On September 27, Xiaomi, the smartphone maker and Android-based service provider, announced to remove all the apps by Qihoo from Xiaomi App Store, the built-in Android app store in Xiaomi smartphones, for it was found that a push notification sent to users of 360 Mobile Assistant, an app by Qihoo for users to download and manage mobile apps, suggest them uninstall the Android-based Xiaomi App Store.

Later on the same day, Baidu issued a statement accusing Qihoo of doing the same thing to Baidu Maps, planning to sue Qihoo.

Qihoo 360 Mobile Assistant suggest users uninstall Xiaomi App Store and Baidu Maps.

Qihoo responded later saying it is a new feature that reminds users to remove pre-installed apps (statement in Chinese) — it asks users to root Android devices before removing those apps. Qihoo’s explanation is many pre-installed apps are seldom launched by users and it’s up to users to decide which ones to uninstall. It added that some pre-installed apps spam users with push notifications, or even steal user privacy.

Pre-installation is one of the major channels for Chinese app developers to reach end-users. Developers would work with smartphone manufacturers, distributors, software-related service providers or even smartphone repair shops to have users’ phones installed with their apps.
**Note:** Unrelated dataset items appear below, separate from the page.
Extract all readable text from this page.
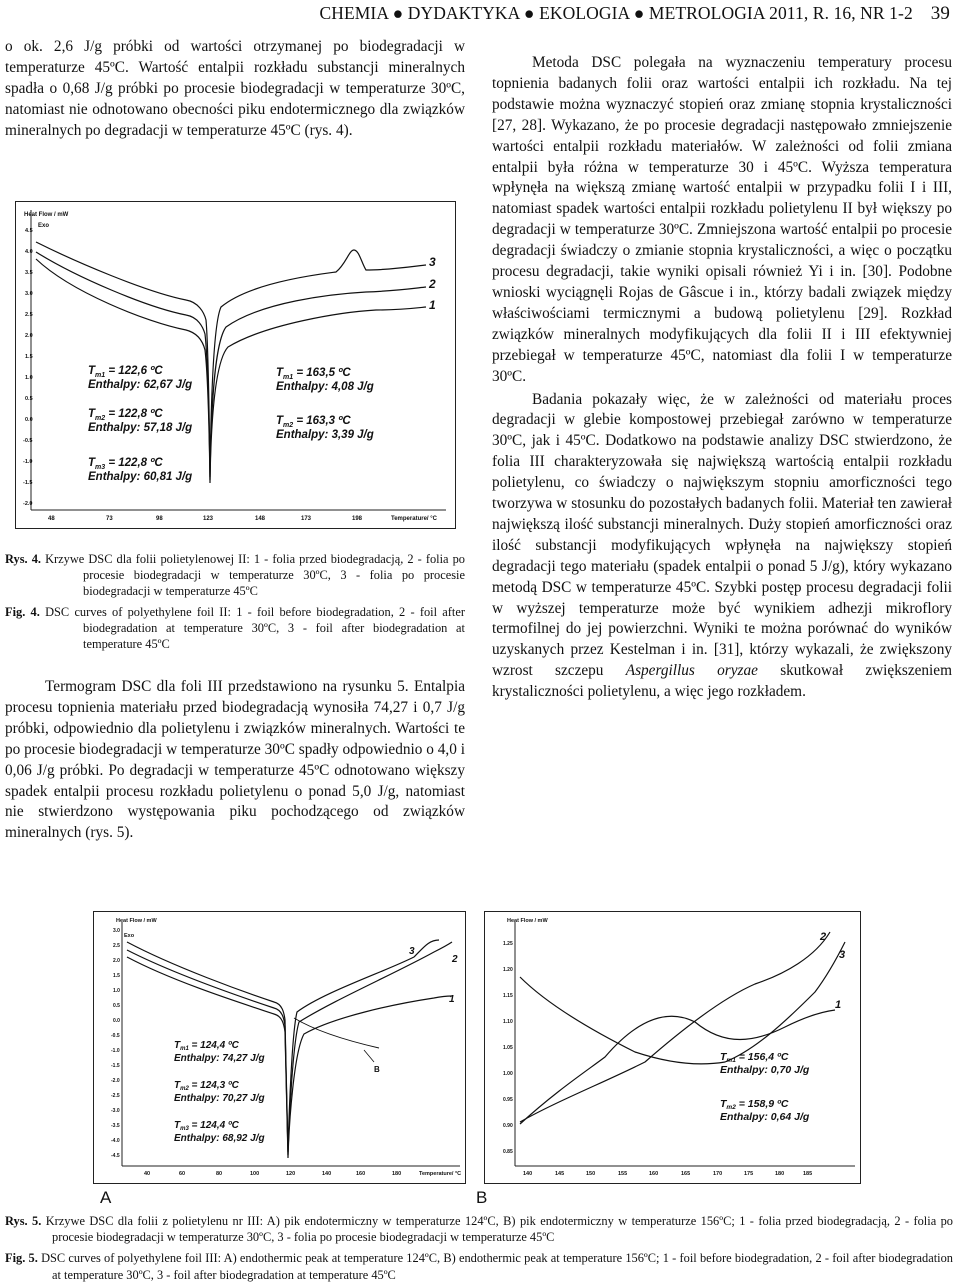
CHEMIA ● DYDAKTYKA ● EKOLOGIA ● METROLOGIA 2011, R. 16, NR 1-2 39

o ok. 2,6 J/g próbki od wartości otrzymanej po biodegradacji w temperaturze 45ºC. Wartość entalpii rozkładu substancji mineralnych spadła o 0,68 J/g próbki po procesie biodegradacji w temperaturze 30ºC, natomiast nie odnotowano obecności piku endotermicznego dla związków mineralnych po degradacji w temperaturze 45ºC (rys. 4).

Heat Flow / mW
Exo
4.5
4.0
3.5
3.0
2.5
2.0
1.5
1.0
0.5
0.0
-0.5
-1.0
-1.5
-2.0
48	73	98	123	148	173	198	Temperature/ °C
3
2
1
$T_{m1} = 122,6$ ºC
Enthalpy: 62,67 J/g
$T_{m2} = 122,8$ ºC
Enthalpy: 57,18 J/g
$T_{m3} = 122,8$ ºC
Enthalpy: 60,81 J/g
$T_{m1} = 163,5$ ºC
Enthalpy: 4,08 J/g
$T_{m2} = 163,3$ ºC
Enthalpy: 3,39 J/g
Rys. 4. Krzywe DSC dla folii polietylenowej II: 1 - folia przed biodegradacją, 2 - folia po procesie biodegradacji w temperaturze 30ºC, 3 - folia po procesie biodegradacji w temperaturze 45ºC
Fig. 4. DSC curves of polyethylene foil II: 1 - foil before biodegradation, 2 - foil after biodegradation at temperature 30ºC, 3 - foil after biodegradation at temperature 45ºC

Termogram DSC dla foli III przedstawiono na rysunku 5. Entalpia procesu topnienia materiału przed biodegradacją wynosiła 74,27 i 0,7 J/g próbki, odpowiednio dla polietylenu i związków mineralnych. Wartości te po procesie biodegradacji w temperaturze 30ºC spadły odpowiednio o 4,0 i 0,06 J/g próbki. Po degradacji w temperaturze 45ºC odnotowano większy spadek entalpii procesu rozkładu polietylenu o ponad 5,0 J/g, natomiast nie stwierdzono występowania piku pochodzącego od związków mineralnych (rys. 5).

Metoda DSC polegała na wyznaczeniu temperatury procesu topnienia badanych folii oraz wartości entalpii ich rozkładu. Na tej podstawie można wyznaczyć stopień oraz zmianę stopnia krystaliczności [27, 28]. Wykazano, że po procesie degradacji następowało zmniejszenie wartości entalpii rozkładu materiałów. W zależności od folii zmiana entalpii była różna w temperaturze 30 i 45ºC. Wyższa temperatura wpłynęła na większą zmianę wartość entalpii w przypadku folii I i III, natomiast spadek wartości entalpii rozkładu polietylenu II był większy po degradacji w temperaturze 30ºC. Zmniejszona wartość entalpii po procesie degradacji świadczy o zmianie stopnia krystaliczności, a więc o początku procesu degradacji, takie wyniki opisali również Yi i in. [30]. Podobne wnioski wyciągnęli Rojas de Gâscue i in., którzy badali związek między właściwościami termicznymi a budową polietylenu [29]. Rozkład związków mineralnych modyfikujących dla folii II i III efektywniej przebiegał w temperaturze 45ºC, natomiast dla folii I w temperaturze 30ºC.

Badania pokazały więc, że w zależności od materiału proces degradacji w glebie kompostowej przebiegał zarówno w temperaturze 30ºC, jak i 45ºC. Dodatkowo na podstawie analizy DSC stwierdzono, że folia III charakteryzowała się największą wartością entalpii rozkładu polietylenu, co świadczy o największym stopniu amorficzności tego tworzywa w stosunku do pozostałych badanych folii. Materiał ten zawierał największą ilość substancji mineralnych. Duży stopień amorficzności oraz ilość substancji modyfikujących wpłynęła na największy stopień degradacji tego materiału (spadek entalpii o ponad 5 J/g), który wykazano metodą DSC w temperaturze 45ºC. Szybki postęp procesu degradacji folii w wyższej temperaturze może być wynikiem adhezji mikroflory termofilnej do jej powierzchni. Wyniki te można porównać do wyników uzyskanych przez Kestelman i in. [31], którzy wykazali, że zwiększony wzrost szczepu Aspergillus oryzae skutkował zwiększeniem krystaliczności polietylenu, a więc jego rozkładem.

Heat Flow / mW
Exo
3.0
2.5
2.0
1.5
1.0
0.5
0.0
-0.5
-1.0
-1.5
-2.0
-2.5
-3.0
-3.5
-4.0
-4.5
40	60	80	100	120	140	160	180	Temperature/ °C
3
2
1
B
$T_{m1} = 124,4$ ºC
Enthalpy: 74,27 J/g
$T_{m2} = 124,3$ ºC
Enthalpy: 70,27 J/g
$T_{m3} = 124,4$ ºC
Enthalpy: 68,92 J/g
Heat Flow / mW
1.25
1.20
1.15
1.10
1.05
1.00
0.95
0.90
0.85
140	145	150	155	160	165	170	175	180	185
2
1
3
Tm1 = 156,4 ºC
Enthalpy: 0,70 J/g
Tm2 = 158,9 ºC
Enthalpy: 0,64 J/g
A	B
Rys. 5. Krzywe DSC dla folii z polietylenu nr III: A) pik endotermiczny w temperaturze 124ºC, B) pik endotermiczny w temperaturze 156ºC; 1 - folia przed biodegradacją, 2 - folia po procesie biodegradacji w temperaturze 30ºC, 3 - folia po procesie biodegradacji w temperaturze 45ºC
Fig. 5. DSC curves of polyethylene foil III: A) endothermic peak at temperature 124ºC, B) endothermic peak at temperature 156ºC; 1 - foil before biodegradation, 2 - foil after biodegradation at temperature 30ºC, 3 - foil after biodegradation at temperature 45ºC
There’s few smartphone sold in China market without any third-party apps pre-installed.

Zhou Hongyi, CEO of Qihoo, claimed 360 Mobile Assistant was the largest Android app distributor in China when commenting Baidu’s acquiring 91 Wireless. Qihoo has successfully channeled users from PC-based huge user base to its mobile products which have more than 300 million users.

But local companies don’t buy Qihoo’s idea. Lenovo, the Chinese PC and phone maker, joined Xiaomi that removed all Qihoo apps from its own app store. In the statement issued on September 28, Lenovo said push notifications by Qihoo were confusing and disturbing to users.

The reasons that local companies immediately became angry with Qihoo include 1) Qihoo had a bad record in application distribution, and 2) Qihoo’s mobile apps push content to users too. Zhou and his team are notorious troublemakers.

3721, a real-name website search service the team built before Qihoo, was known for making the browser plugin uninstallable with average users after it started competing with Baidu and CNNIC. It is speculated that Qihoo, positioning as an anti-malware service, keeps telling its users to uninstall products by competitors in sectors including anti-virus, browser, app distribution and so on. Kingsoft sued Qihoo, accusing it of telling users to uninstall the anti-virus product and browser by the company.

It seems Baidu, the company that has only excelled in search, cannot be a direct competitor to Qihoo. It was reported that Robin Li, CEO of Baidu, rejected a cooperation proposal from Qihoo’s Zhou Hongyi years back, for Li thought 3721, the real-name search service, would eventually evolved to become a general search service. He was right. After only one year since the launch, Qihoo’s So.com has gained about 18% of China search market by changing the default search engine in the Qihoo browsers. Now to defend itself, Baidu has rolled out anti-virus and 360 Mobile Assistant-style services.

Qihoo is also unliked by companies who are not its direct competitors. Back in 2010, the company denounced Tencent for keeping track of users’ conversations on the QQ IM and suggested its own users replace Tencent’s with Qihoo’s in-house developed instant messaging application. Tencent then decided its products wouldn’t be compatible with Qihoo’s any longer and notified users to choose between the two. The dispute was settled with interference from Chinese Ministry of Industry and Information Technology.

Only a couple of days after Tencent, Sohu and Sogou announced the strategic investment, Sogou filled a lawsuit against Qihoo accusing the latter of misleading Qihoo 360 security users to change their default browser from Sogou Browser to the Qihoo’s.

To this day, the majority of Qihoo’s partners, apart from advertisers, game developers or other business partners who are counting on traffic on the platform, are those Qihoo or Mr. Zhou has invested in.

Qihoo always claims their ultimate goal is providing unbeatable user experience. It’s hard to say Qihoo will be pulled down so long as hundreds of millions of Chinese users are fine with products by the company and those push notifications.